Myell climbed behind the steering controls and started the flit down the lane. Jodenny said nothing in the seat beside him, and for that he was grateful. Both his gib and pocket server were at the bottom of his rucksack, far from any useful implementation.
When they reached the main road he asked, “Why didn’t you want them to know who you were?”
“It was easier if they didn’t know I was your boss.”
Easier for her, maybe. Now that they had left the farm, he was incontrovertibly under her command again. That, if anything, was a reminder of why he wanted to leave Team Space. In truth, she had still been his superior officer when she was in that nightgown.
“How did you get stranded out of town?” he asked.
Jodenny rolled her window down. “It’s not important.”
One of the scenarios he’d envisioned during the long night kept gnawing at him. “Did someone just dump you in the middle of nowhere?” he asked.

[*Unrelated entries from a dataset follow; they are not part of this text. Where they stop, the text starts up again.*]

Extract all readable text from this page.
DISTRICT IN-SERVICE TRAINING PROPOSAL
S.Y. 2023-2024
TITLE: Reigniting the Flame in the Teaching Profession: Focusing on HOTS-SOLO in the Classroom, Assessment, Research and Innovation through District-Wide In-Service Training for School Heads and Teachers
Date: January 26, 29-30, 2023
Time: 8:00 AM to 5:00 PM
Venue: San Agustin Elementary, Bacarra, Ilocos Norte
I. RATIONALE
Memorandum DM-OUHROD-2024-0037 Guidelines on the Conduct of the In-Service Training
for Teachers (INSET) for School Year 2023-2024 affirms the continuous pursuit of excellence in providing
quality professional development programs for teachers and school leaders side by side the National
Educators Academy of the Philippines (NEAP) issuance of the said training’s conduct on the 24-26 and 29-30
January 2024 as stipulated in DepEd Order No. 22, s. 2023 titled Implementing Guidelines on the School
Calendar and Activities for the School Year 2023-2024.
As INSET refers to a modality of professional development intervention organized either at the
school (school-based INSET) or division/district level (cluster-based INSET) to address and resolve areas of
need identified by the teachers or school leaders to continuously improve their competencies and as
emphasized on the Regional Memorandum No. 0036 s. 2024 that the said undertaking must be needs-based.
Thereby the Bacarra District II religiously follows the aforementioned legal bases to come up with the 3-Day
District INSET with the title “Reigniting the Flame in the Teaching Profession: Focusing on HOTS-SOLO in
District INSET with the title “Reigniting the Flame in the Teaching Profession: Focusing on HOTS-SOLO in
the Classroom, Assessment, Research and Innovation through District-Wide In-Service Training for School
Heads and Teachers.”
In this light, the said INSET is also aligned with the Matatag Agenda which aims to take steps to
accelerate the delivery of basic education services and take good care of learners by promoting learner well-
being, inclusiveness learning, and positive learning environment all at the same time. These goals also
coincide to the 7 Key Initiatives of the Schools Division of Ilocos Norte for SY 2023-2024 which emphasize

“No, but that was the story I was going to tell anyone who asked too much.” Her tone indicated that was all the answer he was going to get. “Once we get back to the ship, you shouldn’t mention this to anyone. It wouldn’t be in either of our best interests.”
“Should I give you the car and walk back into town on my own, so people don’t see us together?”
She sounded annoyed. “You know as well as I do what damage gossip does.”
“I know what damage lying does,” he answered.
She didn’t answer. Myell gave up trying to pretend they were two normal people having a normal conversation. Kay, the woman who’d played baseball and admired a little girl’s horse, had been left behind at the farm. If she had ever existed at all.